9.
Quelque chose m’est revenu pendant la nuit. Le tueur avait appelé le 911.
Je les ai contactés au matin. Lila McKendree tenait le standard. Elle était à son poste quand on avait lancé l’appel Davidson.
Lila, boulotte, les joues roses, le sourire facile, était très professionnelle. Elle pouvait jongler dans les situations graves avec le sang-froid d’un contrôleur aérien.
Elle a mis en place l’appel d’origine au 911 dans la salle de garde. Toute l’équipe s’est rassemblée autour. Cappy et Jacobi étaient là avant de s’en retourner à Vallejo.
— C’est sur bande, nous a expliqué Lila.
Puis elle a appuyé sur la touche replay.
Dans quelques secondes, on allait entendre la voix du tueur pour la première fois.
— Police de San Francisco, hot line du 911, a dit la voix de la standardiste.
On aurait entendu une mouche voler dans la salle de garde.
Une voix d’homme affolée a répondu :
— Je signale un trouble de l’ordre public... y a un type qui tabasse sa femme.
— O.K., a répliqué l’opératrice. Pour commencer, il me faut les coordonnées de l’endroit où vous êtes. Où l’incident a-t-il lieu ?
Un bruit de fond, celui d’une télé ou de la circulation, a créé une interférence, rendant l’audition difficile.
— 303, Septième Rue. Troisième étage. Mieux vaudrait envoyer quelqu’un. C’est en train de tourner salement au vinaigre.
— L’adresse, dites-vous, c’est au 303, sur la Septième ?
— C’est ça, a confirmé le tueur.
— Et qui est à l’appareil ? a demandé l’opératrice.
— Mon nom, c’est Billy. Billy Reffon. J’habite au bout du couloir. Feriez mieux de vous grouiller.

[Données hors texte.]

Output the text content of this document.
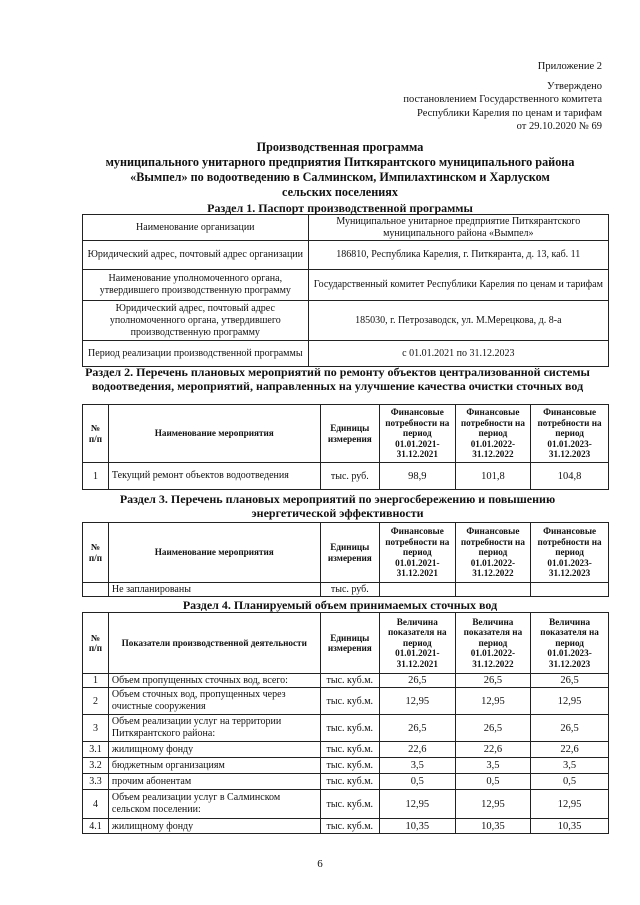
Приложение 2
Утверждено
постановлением Государственного комитета
Республики Карелия по ценам и тарифам
от 29.10.2020 № 69
Производственная программа
муниципального унитарного предприятия Питкярантского муниципального района
«Вымпел» по водоотведению в Салминском, Импилахтинском и Харлуском
сельских поселениях
Раздел 1. Паспорт производственной программы
Наименование организации	Муниципальное унитарное предприятие Питкярантского муниципального района «Вымпел»
Юридический адрес, почтовый адрес организации	186810, Республика Карелия, г. Питкяранта, д. 13, каб. 11
Наименование уполномоченного органа, утвердившего производственную программу	Государственный комитет Республики Карелия по ценам и тарифам
Юридический адрес, почтовый адрес уполномоченного органа, утвердившего производственную программу	185030, г. Петрозаводск, ул. М.Мерецкова, д. 8-а
Период реализации производственной программы	с 01.01.2021 по 31.12.2023
Раздел 2. Перечень плановых мероприятий по ремонту объектов централизованной системы водоотведения, мероприятий, направленных на улучшение качества очистки сточных вод
№ п/п	Наименование мероприятия	Единицы измерения	Финансовые потребности на период 01.01.2021-31.12.2021	Финансовые потребности на период 01.01.2022-31.12.2022	Финансовые потребности на период 01.01.2023-31.12.2023
1	Текущий ремонт объектов водоотведения	тыс. руб.	98,9	101,8	104,8
Раздел 3. Перечень плановых мероприятий по энергосбережению и повышению энергетической эффективности
№ п/п	Наименование мероприятия	Единицы измерения	Финансовые потребности на период 01.01.2021-31.12.2021	Финансовые потребности на период 01.01.2022-31.12.2022	Финансовые потребности на период 01.01.2023-31.12.2023
	Не запланированы	тыс. руб.			
Раздел 4. Планируемый объем принимаемых сточных вод
№ п/п	Показатели производственной деятельности	Единицы измерения	Величина показателя на период 01.01.2021-31.12.2021	Величина показателя на период 01.01.2022-31.12.2022	Величина показателя на период 01.01.2023-31.12.2023
1	Объем пропущенных сточных вод, всего:	тыс. куб.м.	26,5	26,5	26,5
2	Объем сточных вод, пропущенных через очистные сооружения	тыс. куб.м.	12,95	12,95	12,95
3	Объем реализации услуг на территории Питкярантского района:	тыс. куб.м.	26,5	26,5	26,5
3.1	жилищному фонду	тыс. куб.м.	22,6	22,6	22,6
3.2	бюджетным организациям	тыс. куб.м.	3,5	3,5	3,5
3.3	прочим абонентам	тыс. куб.м.	0,5	0,5	0,5
4	Объем реализации услуг в Салминском сельском поселении:	тыс. куб.м.	12,95	12,95	12,95
4.1	жилищному фонду	тыс. куб.м.	10,35	10,35	10,35
6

On s’est tous regardés avec stupéfaction. Le tueur donnait son nom ? Bordel de merde.
— Écoutez, monsieur, a insisté la standardiste, vous arrivez à entendre ce qui se passe pendant que je parle avec vous ?
— Ce que j’entends, a-t-il répondu, c’est qu’un relou la castagne à mort.
L’opératrice hésitait.
— Oui, monsieur. Pouvez-vous déterminer si quelqu’un a été blessé jusqu’à présent ?
— Je suis pas toubib, m’dame. J’essaie seulement de faire ce qu’il faut. Envoyez quelqu’un, et basta !
— O.K., monsieur Reffon. J’appelle une voiture de patrouille. De votre côté, sortez de l’immeuble et attendez les agents. Ils ne vont pas tarder.
— Z’avez intérêt à rappliquer vite fait, a ajouté l’assassin. À ce que j’entends, quelqu’un va morfler sec.
Une fois la transmission terminée, on a eu droit à l’enregistrement de l’appel consécutif du standard.
— L’appel venait d’un portable, volé, sans doute, nous a dit Lila en haussant ses larges épaules. Ah, ça repart en boucle.
Instantanément, la bande repassa une deuxième fois. Cette fois, j’ai écouté attentivement ce que la voix pouvait m’apprendre.
Je signale un trouble de l’ordre public... la voix était inquiète, paniquée et calme à la fois.
— Un sacré bon comédien, le mec, m’a soufflé Jacobi.
Mon nom, c’est Billy. Billy Reffon...
Je me suis agrippée aux montants du fauteuil en réécoutant les instructions bien intentionnées de la standardiste. « Sortez de l’immeuble et attendez les agents. Ils ne vont pas tarder. » Pendant tout cet échange, il était collé derrière son fusil à lunette, guettant le moment où sa cible se montrerait.
Z’avez intérêt à rappliquer vite fait..., disait-il, quelqu’un va morfler sec.
On a écouté l’enregistrement à nouveau.
Et cette fois, j’ai perçu l’indifférence moqueuse du ton. Pas la moindre trace de remords pour ce qu’il allait faire. Dans son dernier avertissement, j’ai même détecté un soupçon de ricanement à froid : vite fait... quelqu’un va morfler sec.
— C’est tout ce que j’ai, nous a dit Lila McKendree. La voix du tueur.